Through the first few decades of its existence, the FARC was one of several leftist guerrilla groups fighting the government and Colombian elites. But by the 1990s the FARC had become deeply involved in the drug trade, using the profits to finance a stunning military expansion.
By then, Colombian elites were bankrolling right-wing paramilitary fighters to battle the insurgents. They became the FARC's biggest rivals in the cocaine trade, too. Civilian populations in rural areas where the drug trade thrived were subject to some of the war's worst atrocities.
Military setbacks and the deaths of top FARC leaders — with help from the U.S. government through Plan Colombia — eventually helped force the rebels to the bargaining table and produced the deal announced Wednesday.
The cost of Colombia's civil war is incalculable, but here are some key numbers that help illustrate the conflict — and the forces that have kept it going all these years.
Dead and displaced: the fighting in Colombia has killed more than 220,000 over the past five decades, according to government tallies. Nearly 7 million Colombians have been driven from their homes — the highest number of what the United Nations considers "internally displaced people" (IDPs) in the world. And Colombians will continue to be maimed long after the war ends by land mines, which have killed or injured more than 11,000 people since 1990. That is second-highest number of land mines in the world after Afghanistan.
Rebels in arms: Flush with cocaine profits, by the late 1990s the FARC was at its peak, with nearly 20,000 fighters. It terrorized Colombians with kidnappings, bombings and brazen attacks that came to represent a major threat to the government, controlling as much as one-quarter of Colombian territory. But the FARC's tactics and its criminal reputation earned it little support among the ordinary Colombians on whose behalf it was supposedly fighting. As the state fought back and FARC soldiers grew fearful of increasingly effective military airstrikes, the rebel ranks thinned, with many defecting or deserting. Today the FARC has fewer than 7,000 troops, according to Colombian military intelligence.

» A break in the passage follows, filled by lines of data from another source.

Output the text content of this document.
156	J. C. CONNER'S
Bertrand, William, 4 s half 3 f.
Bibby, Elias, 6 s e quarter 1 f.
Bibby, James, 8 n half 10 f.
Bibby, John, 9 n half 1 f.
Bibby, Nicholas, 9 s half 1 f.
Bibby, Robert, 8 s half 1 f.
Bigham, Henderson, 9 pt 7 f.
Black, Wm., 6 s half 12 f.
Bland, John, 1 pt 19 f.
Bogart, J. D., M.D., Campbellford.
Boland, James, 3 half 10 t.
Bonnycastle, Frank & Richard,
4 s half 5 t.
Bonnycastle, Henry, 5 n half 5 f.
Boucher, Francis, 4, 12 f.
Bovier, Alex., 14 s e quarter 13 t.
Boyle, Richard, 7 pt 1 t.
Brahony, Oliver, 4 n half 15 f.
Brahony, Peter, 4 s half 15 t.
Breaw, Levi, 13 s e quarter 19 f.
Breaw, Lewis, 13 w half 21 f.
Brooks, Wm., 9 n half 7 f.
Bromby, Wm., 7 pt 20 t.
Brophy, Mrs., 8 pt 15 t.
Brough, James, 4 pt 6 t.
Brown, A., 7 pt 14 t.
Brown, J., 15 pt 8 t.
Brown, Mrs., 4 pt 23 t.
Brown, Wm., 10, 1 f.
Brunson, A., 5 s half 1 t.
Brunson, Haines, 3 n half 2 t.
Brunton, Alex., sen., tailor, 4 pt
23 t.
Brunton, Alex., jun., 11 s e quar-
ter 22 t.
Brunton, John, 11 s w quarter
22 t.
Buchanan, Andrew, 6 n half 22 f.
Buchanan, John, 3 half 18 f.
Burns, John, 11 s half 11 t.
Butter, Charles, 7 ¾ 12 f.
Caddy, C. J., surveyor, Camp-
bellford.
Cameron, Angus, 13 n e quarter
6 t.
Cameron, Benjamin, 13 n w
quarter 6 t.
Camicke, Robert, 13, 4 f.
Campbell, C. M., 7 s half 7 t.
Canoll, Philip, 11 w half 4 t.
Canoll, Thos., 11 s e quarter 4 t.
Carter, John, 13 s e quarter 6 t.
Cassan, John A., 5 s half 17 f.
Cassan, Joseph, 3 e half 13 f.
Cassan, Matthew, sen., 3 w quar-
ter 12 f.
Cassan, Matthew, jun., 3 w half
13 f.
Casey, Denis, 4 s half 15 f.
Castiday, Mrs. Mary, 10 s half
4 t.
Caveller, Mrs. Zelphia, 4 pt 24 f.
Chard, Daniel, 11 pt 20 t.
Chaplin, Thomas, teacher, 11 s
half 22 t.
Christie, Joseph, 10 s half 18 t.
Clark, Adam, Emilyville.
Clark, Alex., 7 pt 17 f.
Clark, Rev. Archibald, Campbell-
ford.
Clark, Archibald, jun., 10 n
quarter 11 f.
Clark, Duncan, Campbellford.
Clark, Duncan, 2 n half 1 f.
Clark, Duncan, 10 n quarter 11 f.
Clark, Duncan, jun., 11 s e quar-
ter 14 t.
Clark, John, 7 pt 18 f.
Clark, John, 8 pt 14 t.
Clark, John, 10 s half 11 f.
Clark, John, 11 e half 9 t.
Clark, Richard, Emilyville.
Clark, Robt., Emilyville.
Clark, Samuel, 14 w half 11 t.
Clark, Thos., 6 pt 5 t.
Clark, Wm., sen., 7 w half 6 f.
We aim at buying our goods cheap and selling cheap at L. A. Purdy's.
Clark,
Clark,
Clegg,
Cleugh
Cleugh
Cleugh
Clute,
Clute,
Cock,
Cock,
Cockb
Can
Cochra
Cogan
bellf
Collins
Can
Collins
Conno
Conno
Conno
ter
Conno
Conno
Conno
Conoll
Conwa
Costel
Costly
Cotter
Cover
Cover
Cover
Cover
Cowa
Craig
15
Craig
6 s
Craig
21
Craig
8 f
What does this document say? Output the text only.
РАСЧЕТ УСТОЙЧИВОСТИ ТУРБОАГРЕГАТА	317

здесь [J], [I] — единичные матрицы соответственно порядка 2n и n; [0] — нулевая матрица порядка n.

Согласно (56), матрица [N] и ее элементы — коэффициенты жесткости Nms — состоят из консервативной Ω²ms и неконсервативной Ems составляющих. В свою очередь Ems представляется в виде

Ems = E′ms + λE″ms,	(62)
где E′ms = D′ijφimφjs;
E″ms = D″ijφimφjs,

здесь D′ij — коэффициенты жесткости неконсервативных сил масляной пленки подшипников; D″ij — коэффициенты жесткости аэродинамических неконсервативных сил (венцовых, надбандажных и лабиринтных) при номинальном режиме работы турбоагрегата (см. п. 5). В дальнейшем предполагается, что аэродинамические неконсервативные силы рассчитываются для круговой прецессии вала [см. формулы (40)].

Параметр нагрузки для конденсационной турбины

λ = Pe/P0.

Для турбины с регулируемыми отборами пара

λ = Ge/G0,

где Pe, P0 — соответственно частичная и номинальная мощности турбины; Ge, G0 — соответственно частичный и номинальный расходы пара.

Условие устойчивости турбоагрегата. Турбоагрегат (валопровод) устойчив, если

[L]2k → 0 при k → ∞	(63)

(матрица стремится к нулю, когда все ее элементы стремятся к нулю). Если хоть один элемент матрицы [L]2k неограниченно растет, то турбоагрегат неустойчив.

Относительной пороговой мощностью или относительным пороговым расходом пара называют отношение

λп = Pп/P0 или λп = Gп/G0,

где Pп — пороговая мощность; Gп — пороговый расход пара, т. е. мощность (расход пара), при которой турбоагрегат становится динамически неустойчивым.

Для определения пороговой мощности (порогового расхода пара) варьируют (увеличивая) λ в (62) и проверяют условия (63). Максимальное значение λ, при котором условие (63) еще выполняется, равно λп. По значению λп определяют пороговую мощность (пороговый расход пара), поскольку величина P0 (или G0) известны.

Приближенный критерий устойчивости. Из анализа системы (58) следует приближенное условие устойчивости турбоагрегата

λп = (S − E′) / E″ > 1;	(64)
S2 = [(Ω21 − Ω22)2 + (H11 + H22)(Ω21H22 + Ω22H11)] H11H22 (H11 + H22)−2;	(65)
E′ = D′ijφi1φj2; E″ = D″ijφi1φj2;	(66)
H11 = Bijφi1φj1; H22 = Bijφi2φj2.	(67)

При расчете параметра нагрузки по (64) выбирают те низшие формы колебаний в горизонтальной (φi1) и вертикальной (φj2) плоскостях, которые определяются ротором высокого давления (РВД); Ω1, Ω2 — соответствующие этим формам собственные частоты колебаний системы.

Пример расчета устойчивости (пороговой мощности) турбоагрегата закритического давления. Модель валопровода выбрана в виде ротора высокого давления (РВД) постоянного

Lost opportunity: In the past decade, Colombia has had one of the fastest-growing economies in Latin America. But many Colombian economists and business leaders think the country would be far more prosperous — and perhaps more equitable — if the government wasn't wasting so much of its resources on war. A major component of the peace agreement is a plan to invest heavily in long-neglected rural areas where guerrilla violence has been an obstacle to economic development and the presence of government health, education and social programs. Implementing the peace deal will be expensive — costing more than $40 billion by some estimates — but Colombian officials expect a wave of new investment and development projects that will more than pay for it.
American aid: Over the past 15 years, Congress has sent about $10 billion to Bogota through Plan Colombia, a program of military and diplomatic support aimed at fighting drug cartels and insurgents. The once-controversial program is viewed as a major foreign policy success, enjoying broad U.S. bipartisan support. With the peace deal at hand, President Obama wants to relaunch it as "Paz Colombia," and funding in 2017 will increase from about $300 million to $500 million. Some of the money will go to programs to remove land mines, or promote new crops in neglected rural areas where farmers have long relied on illegal crops such as coca.
Cocaine: Colombia was the world's largest grower during the 1990s and early 2000s, but a combination of tougher enforcement, increased aerial spraying and other tactics cut output by 75 percent. For a time Colombia became the world's No. 2 producer, after Peru. But it was not to last. In the past two years, as the FARC and the government negotiated their deal, the size of the country's illegal coca crop has doubled, and Colombia harvests more than Peru and third-place Bolivia combined.